Friday, July 21, 2017

Dunkirk (2017)

Director: Christopher Nolan
Writer: Christopher Nolan
DOP: Hoyte van Hoytema
Cast: Tom Hardy, Cillian Murphy, Kenneth Branagh

Film follows the events in French port Dunkirk where allied soldiers are surrounded by the German army and attacked from the air by the Luftwaffe during second world war.  If you have a cursory knowledge of second world war, you will know how it ended with many of the troops rescued and that is not really a spoiler.

The last film that I liked from Nolan was Inception and that was a long time ago. He is someone whose speciality is in having convoluted narrative techniques. Building interesting characters have never really been his forte. In his last film, Interstellar, he tried to make it about characters and it miserably failed (Murphhhhhh!). In Dunkirk, he is playing to his strengths by not trying to establish many/any characters and we are straight away put into their situations and follow from there. There is also his trademark narrative flourishes and that is essential for the storytelling as well. From the beginning itself three timeliness are introduced: first one from Dunkirk beach one week ago, second one from a civilian yacht called up for action from one day ago and the third one with three fighter pilots defending the rescue mission from one hour ago. We jump from these timeliness throughout the film and they converge at its climax very effectively. Filmmaker trusts his audience to make note of it and those who don't can still enjoy it as a minor twist.

It would've been easier for him to have us
invest too much into the characters and leave us hanging, wondering about their fate. But this is purely about the war situation they are in and it is glorious. It is a no-nonsense treatment like it was for Mad Max: Fury Road. Some might complain about the lack of blood and flying limbs  (PG-13), unlike Saving Private Ryan, but it anyway manages to convey the danger and fear without any of that (Hans Zimmer, bro). As for Saving Private Ryan, what good is all the violence in first thirty minutes if you are following up that with a sappy feel-good story. The color tone and the cinematography feel is similar to how it was for in Interstellar during that sea and tidal tsunami scene. It was also very refreshing to see realistic looking firing and explosions, especially during the dogfights.

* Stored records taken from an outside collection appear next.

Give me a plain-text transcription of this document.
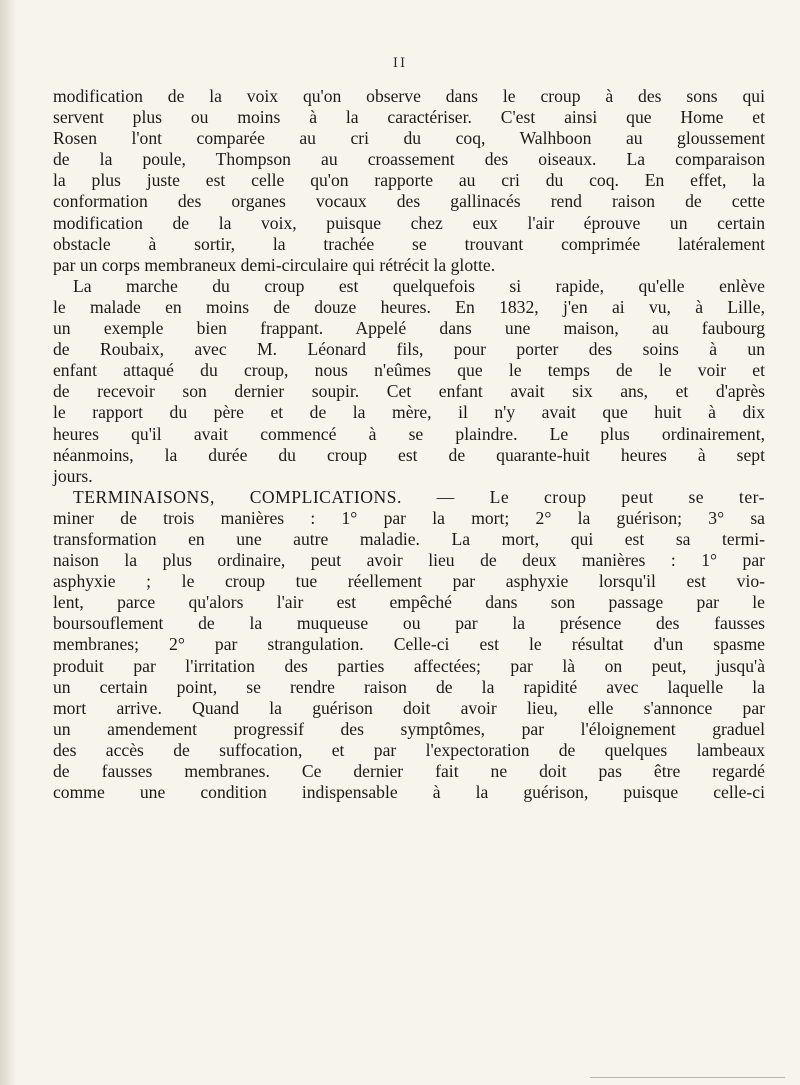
II
modification de la voix qu'on observe dans le croup à des sons qui
servent plus ou moins à la caractériser. C'est ainsi que Home et
Rosen l'ont comparée au cri du coq, Walhboon au gloussement
de la poule, Thompson au croassement des oiseaux. La comparaison
la plus juste est celle qu'on rapporte au cri du coq. En effet, la
conformation des organes vocaux des gallinacés rend raison de cette
modification de la voix, puisque chez eux l'air éprouve un certain
obstacle à sortir, la trachée se trouvant comprimée latéralement
par un corps membraneux demi-circulaire qui rétrécit la glotte.
La marche du croup est quelquefois si rapide, qu'elle enlève
le malade en moins de douze heures. En 1832, j'en ai vu, à Lille,
un exemple bien frappant. Appelé dans une maison, au faubourg
de Roubaix, avec M. Léonard fils, pour porter des soins à un
enfant attaqué du croup, nous n'eûmes que le temps de le voir et
de recevoir son dernier soupir. Cet enfant avait six ans, et d'après
le rapport du père et de la mère, il n'y avait que huit à dix
heures qu'il avait commencé à se plaindre. Le plus ordinairement,
néanmoins, la durée du croup est de quarante-huit heures à sept
jours.
TERMINAISONS, COMPLICATIONS. — Le croup peut se ter-
miner de trois manières : 1° par la mort; 2° la guérison; 3° sa
transformation en une autre maladie. La mort, qui est sa termi-
naison la plus ordinaire, peut avoir lieu de deux manières : 1° par
asphyxie ; le croup tue réellement par asphyxie lorsqu'il est vio-
lent, parce qu'alors l'air est empêché dans son passage par le
boursouflement de la muqueuse ou par la présence des fausses
membranes; 2° par strangulation. Celle-ci est le résultat d'un spasme
produit par l'irritation des parties affectées; par là on peut, jusqu'à
un certain point, se rendre raison de la rapidité avec laquelle la
mort arrive. Quand la guérison doit avoir lieu, elle s'annonce par
un amendement progressif des symptômes, par l'éloignement graduel
des accès de suffocation, et par l'expectoration de quelques lambeaux
de fausses membranes. Ce dernier fait ne doit pas être regardé
comme une condition indispensable à la guérison, puisque celle-ci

Overall it is a stunning watch and do see it at the widest screen near you with the best sound system. Some British critics have called it Nolan's best film till date and I wouldn't go that far. He still tries to shoehorn some character arc resolutions and clichéd tension building scenes which were not really necessary. At one hour forty five minutes, there isn't any flab to it and it is a shame that intervals are mandatory in Indian cinema theatres. I'll certainly be trying to catch it again at the cinemas.

PS: Waiting for Tom Hardy in Nazi PoW camp sequel directed by Quentin Tarantino.